Instead of emphasizing numbers with investors, under the present circumstances, Live Nation President/CEO Michael Rapino used his quarterly report to talk about recent moves and the future.

Rapino said Live Nation’s top priority in Q2 has been strengthening its financial position to ensure that the company has the liquidity and flexibility to get through an extended period with no live events. The company predicts that live events will return at scale in the summer of 2021, with ticket sales ramping up in the quarters leading up to these shows.

“We’re playing long on this one,” Rapino said on a conference call with analysts. “”You’re going to see a creative boon. A lot artists are calling to ask ‘when will it be safe to go back out? I’ve got new music.’ Regardless of the quarter, whether it’s ’21 or ’22, these will be record years. [Artists’ need touring] economically and they’re powered by a creative backlog.”

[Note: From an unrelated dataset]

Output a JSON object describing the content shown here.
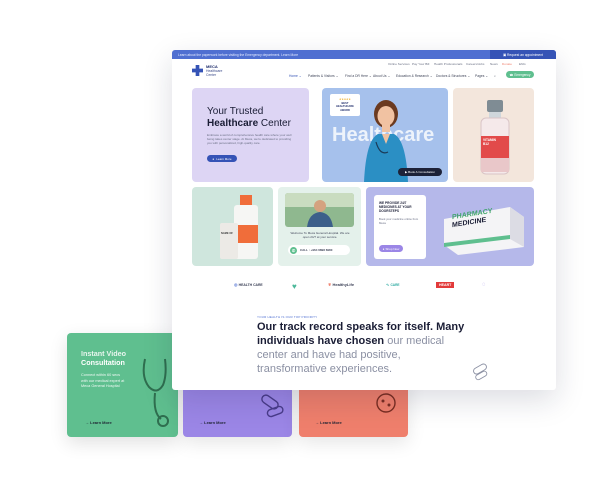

Encouraged by efforts to develop vaccines and treatments for COVID-19, Live Nation President Joe Berchtold said he believes Live Nation will be able to start selling tickets by the end of the year to newly booked summer 2021 shows.

“This is a place where our management of a large number of buildings comes to our advantage—we can manage the [safety and health] process faster than we would otherwise,” he said. Rapino expects a “high utilization of amphitheaters” next year between new tours and rescheduled ones.

The key is being safe, Rapino noted: “We won’t be doing DJ sets in the Hamptons anytime soon.”

In multiple instances, Rapino and Berchtold referenced one stat: 86% of all ticketholders have held onto their tickets for rescheduled 2021 shows after being given the option of a refund. In addition, two-thirds of fans are keeping tickets for canceled festivals to next year’s show. In addition, festivals in the U.K. next summer, Download and Isle of Wight for example, are pacing ahead of 2020 sales.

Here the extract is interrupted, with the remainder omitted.